In music, a chorale prelude is a short liturgical composition for organ using a chorale tune as its basis. It was a predominant style of the German Baroque era and reached its culmination in the works of J.S. Bach, who wrote 46 (with a 47th unfinished) examples of the form in his Orgelbüchlein, along with multiple other works of the type in other collections.
The liturgical function of a chorale prelude in the Baroque period is debated. One possibility is that they were used to introduce the hymn about to be sung by the congregation, usually in a Protestant, and originally in a Lutheran, church.
Although it was typically a polyphonic setting, the chorale would be plainly audible. There was sometimes an obbligato line above or below the melody.
As an independent genre, the chorale prelude began with the works of Dieterich Buxtehude, 48 of which are listed as extant in New Grove II. Numerous examples also exist from the 19th and 20th centuries, including some by Johannes Brahms and Max Reger. Works in the form continue to be composed in the present day.
Most of the chorale prelude form is a theme and variation with a "long A" where the voices retrograde, invert, imitate while following the original basso continuo.
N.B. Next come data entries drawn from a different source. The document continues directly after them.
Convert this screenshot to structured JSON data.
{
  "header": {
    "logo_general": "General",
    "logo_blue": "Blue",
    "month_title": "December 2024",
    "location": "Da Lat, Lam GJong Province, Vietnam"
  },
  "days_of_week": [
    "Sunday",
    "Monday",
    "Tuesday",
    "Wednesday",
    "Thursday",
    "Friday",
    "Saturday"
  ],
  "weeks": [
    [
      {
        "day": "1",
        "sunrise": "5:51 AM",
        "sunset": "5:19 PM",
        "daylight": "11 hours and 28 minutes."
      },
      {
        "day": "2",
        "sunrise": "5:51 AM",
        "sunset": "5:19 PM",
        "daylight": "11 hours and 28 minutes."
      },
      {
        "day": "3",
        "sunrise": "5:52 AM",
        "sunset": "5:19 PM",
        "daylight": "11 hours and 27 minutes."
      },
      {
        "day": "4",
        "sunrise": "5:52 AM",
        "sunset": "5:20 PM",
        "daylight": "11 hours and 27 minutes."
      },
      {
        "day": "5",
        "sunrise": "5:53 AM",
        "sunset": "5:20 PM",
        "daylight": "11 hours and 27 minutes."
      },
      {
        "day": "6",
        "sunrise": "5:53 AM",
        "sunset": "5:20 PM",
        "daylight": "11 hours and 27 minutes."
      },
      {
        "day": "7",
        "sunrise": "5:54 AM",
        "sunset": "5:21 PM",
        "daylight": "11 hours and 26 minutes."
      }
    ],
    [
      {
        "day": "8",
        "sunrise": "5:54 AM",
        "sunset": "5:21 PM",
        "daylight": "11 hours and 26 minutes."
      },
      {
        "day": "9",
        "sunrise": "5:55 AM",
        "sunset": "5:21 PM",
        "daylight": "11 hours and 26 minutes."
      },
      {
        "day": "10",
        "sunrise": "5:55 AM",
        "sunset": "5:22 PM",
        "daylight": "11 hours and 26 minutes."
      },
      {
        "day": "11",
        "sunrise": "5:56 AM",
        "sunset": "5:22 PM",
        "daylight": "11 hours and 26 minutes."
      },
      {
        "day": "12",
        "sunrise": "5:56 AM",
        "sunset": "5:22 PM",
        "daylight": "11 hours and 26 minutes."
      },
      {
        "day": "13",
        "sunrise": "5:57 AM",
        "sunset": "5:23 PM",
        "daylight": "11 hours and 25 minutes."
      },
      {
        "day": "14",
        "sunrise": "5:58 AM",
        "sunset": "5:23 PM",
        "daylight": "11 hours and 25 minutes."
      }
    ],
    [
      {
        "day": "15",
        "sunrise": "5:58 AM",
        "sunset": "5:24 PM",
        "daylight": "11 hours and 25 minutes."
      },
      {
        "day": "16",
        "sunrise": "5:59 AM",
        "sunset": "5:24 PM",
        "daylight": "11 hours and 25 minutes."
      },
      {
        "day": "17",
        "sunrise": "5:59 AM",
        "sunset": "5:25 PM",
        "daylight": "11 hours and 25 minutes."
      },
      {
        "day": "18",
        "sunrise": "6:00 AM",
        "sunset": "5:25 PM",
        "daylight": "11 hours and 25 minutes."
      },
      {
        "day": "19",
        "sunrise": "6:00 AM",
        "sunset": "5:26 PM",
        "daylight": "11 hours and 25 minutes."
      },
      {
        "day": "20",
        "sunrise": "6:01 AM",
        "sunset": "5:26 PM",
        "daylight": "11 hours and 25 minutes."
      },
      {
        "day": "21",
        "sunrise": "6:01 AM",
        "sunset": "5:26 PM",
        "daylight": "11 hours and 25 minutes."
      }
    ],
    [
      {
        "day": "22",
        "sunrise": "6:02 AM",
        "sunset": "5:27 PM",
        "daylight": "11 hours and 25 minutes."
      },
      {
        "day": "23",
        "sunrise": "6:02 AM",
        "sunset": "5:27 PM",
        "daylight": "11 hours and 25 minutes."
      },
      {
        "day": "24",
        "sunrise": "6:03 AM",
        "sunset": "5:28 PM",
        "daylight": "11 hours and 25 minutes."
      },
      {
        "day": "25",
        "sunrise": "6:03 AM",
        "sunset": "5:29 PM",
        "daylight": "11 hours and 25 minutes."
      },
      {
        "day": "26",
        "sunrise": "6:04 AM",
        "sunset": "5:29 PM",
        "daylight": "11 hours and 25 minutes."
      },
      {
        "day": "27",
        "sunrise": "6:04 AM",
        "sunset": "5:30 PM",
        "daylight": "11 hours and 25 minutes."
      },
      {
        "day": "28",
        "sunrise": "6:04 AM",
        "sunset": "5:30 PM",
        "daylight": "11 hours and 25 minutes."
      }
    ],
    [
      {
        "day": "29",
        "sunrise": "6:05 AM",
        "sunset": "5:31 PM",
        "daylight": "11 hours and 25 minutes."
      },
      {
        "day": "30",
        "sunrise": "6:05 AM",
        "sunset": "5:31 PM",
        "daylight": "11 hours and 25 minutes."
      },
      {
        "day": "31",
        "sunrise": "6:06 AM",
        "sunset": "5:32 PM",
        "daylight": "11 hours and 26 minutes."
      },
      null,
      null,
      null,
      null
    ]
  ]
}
Probably, the earliest record of a melody used in chorale prelude by Johann Sebastian Bach is his arrangement of Gelobet seist du, Jesu Christ (BWV 604). This melody appears in a manuscript c. 1370, in the city of Celle. Later, it appears with an original text by Martin Luther, printed in the hymnal Eyn geystlich Gesangk Buchleyn in Wittenberg in 1524, edited by Johann Walter. In 1715, the hymn's book of Gotha, Germany, had already printed the melody of Gelobet seist du, Jesu Christ. Soon after, in 1717, Bach was requested by the Duke of Saxe Gotha to present a musical passion.